Customers have seen sudden disruptions in the past, ranging from shipment delays to reclassification of chemical products. To avoid cascading supply shocks, we keep communication direct with end users. Advance notification of major supply changes, periodic market updates, and technical bulletins support labs and plants in planning their own inventory needs. We believe reliability means more than a declared stock level—it comes from understanding each customer’s application, process tolerances, and criticality of continuous supply.
Whether troubleshooting a stalled coupling step involving 4-(Trifluoromethyl)-3-pyridinecarboxylic acid or exploring alternative synthetic approaches, customers frequently request detailed technical support beyond basic COA data. Our in-house application chemists have worked through a range of typical and complex use cases.

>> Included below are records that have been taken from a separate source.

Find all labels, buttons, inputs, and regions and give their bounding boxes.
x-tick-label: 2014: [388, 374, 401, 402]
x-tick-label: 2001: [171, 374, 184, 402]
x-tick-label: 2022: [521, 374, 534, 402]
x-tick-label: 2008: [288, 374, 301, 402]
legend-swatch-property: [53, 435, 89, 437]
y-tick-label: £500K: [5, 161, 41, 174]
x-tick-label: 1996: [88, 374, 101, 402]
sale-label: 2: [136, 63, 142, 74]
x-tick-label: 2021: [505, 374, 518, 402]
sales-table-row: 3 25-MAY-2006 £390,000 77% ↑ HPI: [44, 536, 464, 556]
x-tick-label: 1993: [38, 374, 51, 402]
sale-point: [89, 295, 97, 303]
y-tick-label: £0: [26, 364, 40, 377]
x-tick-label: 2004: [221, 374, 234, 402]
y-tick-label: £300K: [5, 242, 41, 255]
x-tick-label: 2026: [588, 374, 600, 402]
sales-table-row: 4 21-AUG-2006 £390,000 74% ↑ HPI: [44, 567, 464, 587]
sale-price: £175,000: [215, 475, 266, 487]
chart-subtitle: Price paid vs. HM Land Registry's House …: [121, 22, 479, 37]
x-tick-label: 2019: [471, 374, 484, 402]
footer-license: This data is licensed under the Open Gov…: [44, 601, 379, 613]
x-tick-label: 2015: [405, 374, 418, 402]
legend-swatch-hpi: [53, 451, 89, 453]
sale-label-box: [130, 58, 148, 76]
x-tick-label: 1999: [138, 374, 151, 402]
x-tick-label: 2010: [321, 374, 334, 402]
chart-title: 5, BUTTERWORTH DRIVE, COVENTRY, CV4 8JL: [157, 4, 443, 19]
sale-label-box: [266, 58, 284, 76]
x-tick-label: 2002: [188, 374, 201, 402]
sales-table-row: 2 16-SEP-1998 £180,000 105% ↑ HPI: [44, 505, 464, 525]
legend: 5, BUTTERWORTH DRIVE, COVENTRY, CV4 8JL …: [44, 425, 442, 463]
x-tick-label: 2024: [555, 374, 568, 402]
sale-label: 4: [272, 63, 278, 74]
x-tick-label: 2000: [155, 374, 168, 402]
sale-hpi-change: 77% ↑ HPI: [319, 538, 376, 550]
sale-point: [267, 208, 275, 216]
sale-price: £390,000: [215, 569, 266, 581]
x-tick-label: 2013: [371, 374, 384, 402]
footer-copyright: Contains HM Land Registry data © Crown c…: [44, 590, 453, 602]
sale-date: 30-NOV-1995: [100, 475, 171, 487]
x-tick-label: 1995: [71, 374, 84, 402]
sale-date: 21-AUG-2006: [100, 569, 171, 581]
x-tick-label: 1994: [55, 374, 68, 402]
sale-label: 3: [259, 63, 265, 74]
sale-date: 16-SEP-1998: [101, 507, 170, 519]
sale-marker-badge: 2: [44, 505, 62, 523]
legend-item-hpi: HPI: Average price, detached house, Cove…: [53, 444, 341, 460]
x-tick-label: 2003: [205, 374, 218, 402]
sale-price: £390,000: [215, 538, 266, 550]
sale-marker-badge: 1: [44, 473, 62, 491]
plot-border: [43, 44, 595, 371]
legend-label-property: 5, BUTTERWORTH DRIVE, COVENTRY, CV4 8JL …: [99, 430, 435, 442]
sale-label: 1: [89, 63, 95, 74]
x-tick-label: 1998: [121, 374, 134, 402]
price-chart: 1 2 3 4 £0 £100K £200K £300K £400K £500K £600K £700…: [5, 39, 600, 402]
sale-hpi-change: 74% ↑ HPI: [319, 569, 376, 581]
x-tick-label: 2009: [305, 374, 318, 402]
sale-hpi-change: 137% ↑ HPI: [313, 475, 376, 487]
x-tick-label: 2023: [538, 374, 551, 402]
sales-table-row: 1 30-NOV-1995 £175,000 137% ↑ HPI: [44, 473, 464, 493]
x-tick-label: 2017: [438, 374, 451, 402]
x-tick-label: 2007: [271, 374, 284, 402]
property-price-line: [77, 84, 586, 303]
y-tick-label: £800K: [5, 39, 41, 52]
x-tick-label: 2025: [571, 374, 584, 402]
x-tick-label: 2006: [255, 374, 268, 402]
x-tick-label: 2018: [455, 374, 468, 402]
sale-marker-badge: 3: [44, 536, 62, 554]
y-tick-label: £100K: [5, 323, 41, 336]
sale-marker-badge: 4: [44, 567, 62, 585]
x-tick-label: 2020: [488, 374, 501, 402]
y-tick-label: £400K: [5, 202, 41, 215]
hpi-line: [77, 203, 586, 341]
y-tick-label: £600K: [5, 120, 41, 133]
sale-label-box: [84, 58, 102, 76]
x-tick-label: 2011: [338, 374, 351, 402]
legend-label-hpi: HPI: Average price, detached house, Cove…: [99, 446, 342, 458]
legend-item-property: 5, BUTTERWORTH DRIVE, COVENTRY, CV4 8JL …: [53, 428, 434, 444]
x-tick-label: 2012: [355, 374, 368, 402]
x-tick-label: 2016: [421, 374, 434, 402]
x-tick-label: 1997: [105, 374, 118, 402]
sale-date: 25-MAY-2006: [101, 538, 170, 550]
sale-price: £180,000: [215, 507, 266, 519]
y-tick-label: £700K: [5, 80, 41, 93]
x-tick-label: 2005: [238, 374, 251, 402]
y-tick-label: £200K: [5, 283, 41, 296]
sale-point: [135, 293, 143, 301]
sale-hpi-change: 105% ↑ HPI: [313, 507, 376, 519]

Their direct experience—ranging from reactivity assessment in Grignard additions to performance in Suzuki-Miyaura cross-coupling—brings pragmatic advice that’s shaped both by literature precedent and by direct lab observation.
We support method development by offering actual chromatograms, alternative dissolution methods, and impurity profiles based on specific customer reagents. Our analytics team even advises on atypical results, such as unexpected retention times or signal splits, that can stem from minor variations in lab setup. As a producer, we know how small changes—ambient humidity, tank calibration, or a grinder setting—can ripple through a process and show up as surprising results.
Scale-up support is part of our technical package. Practical tips, such as the handling of powder charging, ability to withstand freeze-thaw cycles, or solvent switch protocols, often make the difference between a successful large-batch run and avoidable downtime. End-users get direct phone or email access to the staff who have made, analyzed, or scaled up the product themselves, not a distant distributor chasing answers from someone upstream.
Open communication with industry partners shows the constant pressure on development teams to shorten project timelines, manage costs, and prove innovation. 4-(Trifluoromethyl)-3-pyridinecarboxylic acid fits into a toolkit that bridges known synthetic pathways with emerging needs for differentiated molecular scaffolds. Our team stays engaged in the field, learning from each project and feeding those lessons back into process improvements, safety initiatives, and portfolio planning.
We keep technical documents transparent, with up-to-date regulatory information, practical handling hints, and a realistic estimate of expected lead times based on seasonal factors or global trends. Where requests emerge for modifications to the process or product specification—more stringent impurity cutoffs, special grades for GMP development, or truly custom fine-tuning—we assess feasibility openly, share prospective timelines, and only commit where our direct in-house expertise guarantees the result.
As industry standards grow ever more demanding, product integrity and technical depth decide real outcomes. We continue to listen to our customers, adapt to changing market needs, and maintain the exacting standards that brought 4-(Trifluoromethyl)-3-pyridinecarboxylic acid into our lineup in the first place. Whether the requirement is gram-scale research or multi-ton campaigns for new pipeline candidates, direct-from-manufacturer sourcing gives both transparency and agility from project kickoff through long-term supply.
Continuous improvement in both product and process is the only way to keep up with the pace of discovery in fluorinated organics. By backing every shipment with proven analytical data, technical insight, and a commitment to ongoing collaboration, we see both our compound and our customers’ projects reach their strongest potential.